(Zaman Al Wasl)- The Syrian pound (Lira) on Monday has hit a historic low against the U.S. dollar to a record low of 1,050 pounds to the dollar.
The deteriorating and tragic exchange rate is caused by the Lebanese crisis where about $20 billions are locked up in the Lebanese banks, experts say.
"The Lebanese crisis closed a major door for Syria to get dollars," said a former Syrian banker who requested anonymity.
The true scale of Syria's dependency on Lebanon for greenbacks, needed to trade internationally, became more apparent as Lebanese banks ran out of dollars.
When the United States, the European Union and the United Nations imposed sanctions on Syria in the first year of its civil war in 2011, they were intended to financially squeeze the government of Bashar al-Assad.

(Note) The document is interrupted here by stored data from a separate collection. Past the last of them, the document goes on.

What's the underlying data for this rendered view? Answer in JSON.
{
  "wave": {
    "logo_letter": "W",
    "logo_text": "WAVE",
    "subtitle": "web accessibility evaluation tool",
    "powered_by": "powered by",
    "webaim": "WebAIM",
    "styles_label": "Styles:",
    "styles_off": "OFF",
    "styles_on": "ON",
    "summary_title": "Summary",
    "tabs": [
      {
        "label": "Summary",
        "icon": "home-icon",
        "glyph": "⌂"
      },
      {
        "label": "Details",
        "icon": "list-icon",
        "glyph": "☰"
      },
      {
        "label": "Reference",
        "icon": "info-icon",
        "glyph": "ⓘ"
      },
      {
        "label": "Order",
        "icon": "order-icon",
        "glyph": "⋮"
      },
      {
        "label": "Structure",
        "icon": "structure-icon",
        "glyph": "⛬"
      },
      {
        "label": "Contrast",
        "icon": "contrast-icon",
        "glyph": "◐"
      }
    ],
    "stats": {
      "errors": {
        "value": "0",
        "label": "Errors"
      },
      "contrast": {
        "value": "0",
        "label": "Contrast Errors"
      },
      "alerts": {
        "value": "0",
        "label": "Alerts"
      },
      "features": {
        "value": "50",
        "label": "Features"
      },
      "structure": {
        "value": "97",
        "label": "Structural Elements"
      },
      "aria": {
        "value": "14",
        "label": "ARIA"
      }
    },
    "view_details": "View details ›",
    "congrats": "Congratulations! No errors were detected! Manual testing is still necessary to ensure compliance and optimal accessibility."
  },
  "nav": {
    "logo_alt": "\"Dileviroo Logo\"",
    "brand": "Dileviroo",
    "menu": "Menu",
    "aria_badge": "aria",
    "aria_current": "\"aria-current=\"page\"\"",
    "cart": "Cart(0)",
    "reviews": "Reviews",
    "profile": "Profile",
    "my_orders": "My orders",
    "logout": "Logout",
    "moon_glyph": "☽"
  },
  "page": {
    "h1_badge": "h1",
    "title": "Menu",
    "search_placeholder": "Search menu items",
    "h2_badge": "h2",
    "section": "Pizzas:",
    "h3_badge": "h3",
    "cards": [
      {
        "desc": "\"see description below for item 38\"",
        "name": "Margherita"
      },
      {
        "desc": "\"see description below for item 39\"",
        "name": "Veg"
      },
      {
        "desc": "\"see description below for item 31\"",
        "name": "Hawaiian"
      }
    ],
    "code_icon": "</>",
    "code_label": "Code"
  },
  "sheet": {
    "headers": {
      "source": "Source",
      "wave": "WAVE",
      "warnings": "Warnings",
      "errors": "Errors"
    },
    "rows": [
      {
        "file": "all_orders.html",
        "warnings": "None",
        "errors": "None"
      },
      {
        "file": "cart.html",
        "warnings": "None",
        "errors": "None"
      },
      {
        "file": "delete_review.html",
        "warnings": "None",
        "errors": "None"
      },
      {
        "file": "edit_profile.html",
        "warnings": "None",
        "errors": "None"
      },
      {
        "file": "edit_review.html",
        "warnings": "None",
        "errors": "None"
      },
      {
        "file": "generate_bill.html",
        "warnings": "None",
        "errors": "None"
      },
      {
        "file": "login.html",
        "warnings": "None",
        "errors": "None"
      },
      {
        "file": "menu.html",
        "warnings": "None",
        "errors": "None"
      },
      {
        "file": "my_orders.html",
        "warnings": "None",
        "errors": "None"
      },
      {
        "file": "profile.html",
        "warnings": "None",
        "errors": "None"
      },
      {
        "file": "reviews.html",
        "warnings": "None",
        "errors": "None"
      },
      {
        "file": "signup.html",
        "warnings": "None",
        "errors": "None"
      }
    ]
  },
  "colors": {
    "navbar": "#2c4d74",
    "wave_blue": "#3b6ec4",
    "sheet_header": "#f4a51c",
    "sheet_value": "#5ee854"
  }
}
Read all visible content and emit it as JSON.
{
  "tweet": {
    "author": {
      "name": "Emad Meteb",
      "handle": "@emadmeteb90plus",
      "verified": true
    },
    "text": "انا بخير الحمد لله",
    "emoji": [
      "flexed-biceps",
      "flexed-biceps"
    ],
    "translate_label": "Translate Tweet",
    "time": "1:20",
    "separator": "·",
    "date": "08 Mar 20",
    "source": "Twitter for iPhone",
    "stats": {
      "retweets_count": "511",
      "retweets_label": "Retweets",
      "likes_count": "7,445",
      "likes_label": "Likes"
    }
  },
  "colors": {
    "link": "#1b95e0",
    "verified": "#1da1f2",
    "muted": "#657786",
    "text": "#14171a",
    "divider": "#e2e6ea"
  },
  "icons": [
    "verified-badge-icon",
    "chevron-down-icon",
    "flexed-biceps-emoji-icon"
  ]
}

In early 2016, the International Monetary Fund estimated that Syria had $1bn in foreign currency holdings, while the World Bank estimated them to be as low as $700m, down from $20bn in 2010.
The Syrian pound (SYP) meanwhile was on a slippery slope, depreciating from trading at 47 SYP to the US dollar in 2010 to 400 SYP by 2016.
By the beginning of 2019, the pound had reached 535 to the dollar, sliding to 663 SYP in October as Lebanon tightened up its foreign transfers and cracks in the Lebanese financial system started to show.
On 17 October, an uprising broke out in Lebanon, leading the banks to shut their doors for two weeks, subsequently imposing unofficial capital controls and limiting withdrawals in US dollars.
Just as Lebanon was caught up in the sanctions on Damascus, Syria became ensnared in the Lebanese financial crisis.
In mid-November the Syrian pound hit 822 to the dollar, and soon after, as the Lebanese banking sector limited withdrawals of dollars to $300 or less a week, it reached 1,000 SYP to the greenback.
"The financial pressure on Lebanon showed all the countries connected to the banking sector, and Syria was obviously very dependent on the Lebanese financial sector," a Lebanese compliance officer at a major bank said on condition of anonymity.
"Everyone knew that Syria was using Lebanon to evade the sanctions, the USA knew, so what has happened is not a surprise. They have billions tied up, and the immediate effect was the depreciation of the Syrian pound," he said.
The extent to which financial transfers were legitimate or not is unclear, with Lebanon only declaring the deposit figures of non-residents, without stating the breakdown by nationality.
Azzi said Syrians had billions of dollars in Lebanon, "but for the most part it is legitimate money".
On the illegitimate side, it was entities and people under sanctions who used Lebanon to gain access to international markets to buy goods, or, as the Financial Times reported in September, to buy real estate in Moscow through shell companies registered in Lebanese offshore bank accounts.
"Lebanon was used as a gateway through shell companies, service providers and third parties," said the former Syrian banker.
"Although [BDL governor] Salameh always said that Syrians were not using the banking sector, there are billions of dollars sitting in Lebanese banks, and Syrians want them back."
Syrian wealth is estimated at a fifth of what it was when the civil war broke out. The Global Wealth Report, issued by Swiss bank Credit Suisse, estimated Syrian total wealth at $21bn in mid-2019. At the end of 2010, it was around $117bn.
Syria and Lebanon are going to be further impacted by the passing of the Caesar Syria Civilian Protection Act by the US Senate in December.
The act, which still needs to be signed by President Donald Trump, imposes additional sanctions on Syria for war crimes.